Crayon lowered his voice. “It is for the greater good, Rip. You have to end the plague and give humanity a chance. It’s the only way to save everyone. You have to be a hell of a lot less stubborn than you are now, that’s for damn sure.”
“Go fuck yourself!”
Crayon stood. He was beginning to regret his choice for the savior of humanity. The man was most certainly capable of handling the rigors of survival and the protection of those who were unable to protect themselves, but the intangibles were not looking good. The fact that he was sitting in front of him drunk, belligerent, and incapable of normal conversation was a good indicator of how he was going to act. Rip was far too hardheaded to wrap his mind around giving up his own life in exchange for the safety of others, despite his loyalty to the Army. The oath of a soldier was to keep safe those who were unable to keep themselves safe against all enemies, foreign and domestic.

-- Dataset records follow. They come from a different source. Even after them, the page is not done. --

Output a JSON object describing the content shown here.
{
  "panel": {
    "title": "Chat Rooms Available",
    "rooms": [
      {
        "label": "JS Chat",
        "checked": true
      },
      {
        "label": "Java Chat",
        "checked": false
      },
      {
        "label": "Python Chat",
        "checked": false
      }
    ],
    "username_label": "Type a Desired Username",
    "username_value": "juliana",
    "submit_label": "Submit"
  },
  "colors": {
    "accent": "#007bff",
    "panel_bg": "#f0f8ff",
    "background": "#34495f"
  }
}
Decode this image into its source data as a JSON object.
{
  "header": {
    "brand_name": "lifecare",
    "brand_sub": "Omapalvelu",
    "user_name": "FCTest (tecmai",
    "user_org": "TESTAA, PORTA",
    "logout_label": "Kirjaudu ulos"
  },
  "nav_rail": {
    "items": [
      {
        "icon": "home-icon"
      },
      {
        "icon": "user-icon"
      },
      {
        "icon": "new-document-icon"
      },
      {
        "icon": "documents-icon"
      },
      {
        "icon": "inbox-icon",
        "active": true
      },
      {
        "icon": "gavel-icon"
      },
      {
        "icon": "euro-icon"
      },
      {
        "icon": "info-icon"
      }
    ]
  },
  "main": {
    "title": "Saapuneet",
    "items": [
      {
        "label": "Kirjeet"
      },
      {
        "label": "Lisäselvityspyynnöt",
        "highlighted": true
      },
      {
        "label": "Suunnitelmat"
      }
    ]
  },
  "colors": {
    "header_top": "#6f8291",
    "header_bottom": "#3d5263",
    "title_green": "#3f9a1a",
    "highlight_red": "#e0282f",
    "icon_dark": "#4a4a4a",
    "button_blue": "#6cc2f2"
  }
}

Or maybe living and undead.
“Fine, Rip. I might not be able to convince you how serious this is, but rest assured, you will see something that will change your mind. Life has a way of taking things away from you when you least want or expect it. I’m done preaching to you. Either you are going to help, or you can just sit back and watch the world destroy itself. I’m dead, anyway; what do I care?”
“Yeah, you are, Crayon. So why don’t you just fuck off for a while and let me be; I got nothing else to say to you, anyway.”

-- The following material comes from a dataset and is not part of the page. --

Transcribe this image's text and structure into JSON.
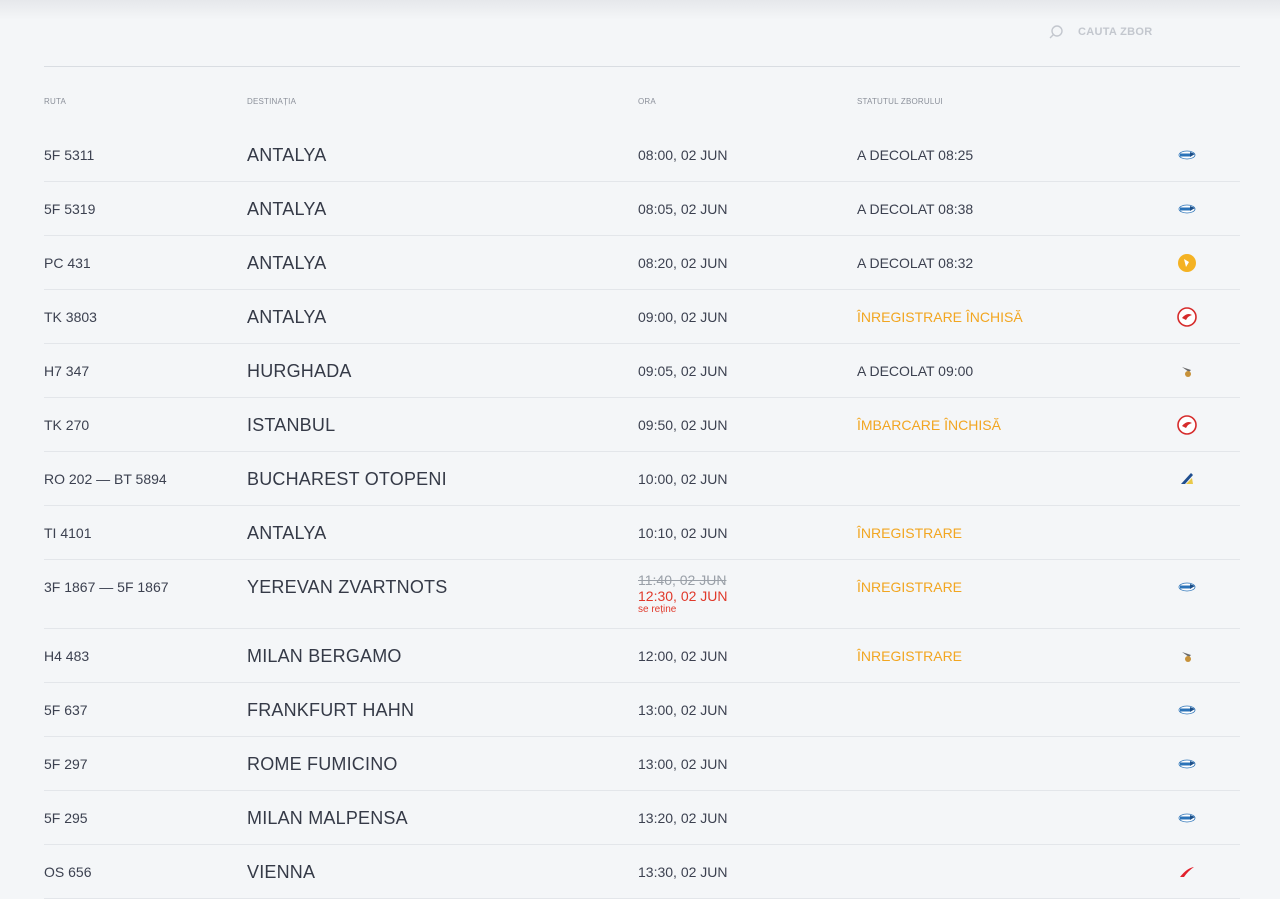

Crayon took a few steps back and turned around. He hated turning his back on Rip, quite literally, but there was no talking to him right now. He gave his friend some parting words—words that were not meant to hurt him, but meant to get him in the right frame of mind. As the words floated along, Rip could hear them echo and vanish slowly, as Crayon did.
Just remember, Rip. No matter what you do, you can’t save yourself.
And with that, he was gone again.
Rip sat back, the whiskey bottle still in his hand. Once again, too much to try to absorb, and once more, he was alone with no idea what he was doing. He threw the bottle out into the street. It shattered into a thousand pieces as it hit, mimicking Rip’s emotional state—broken and useless.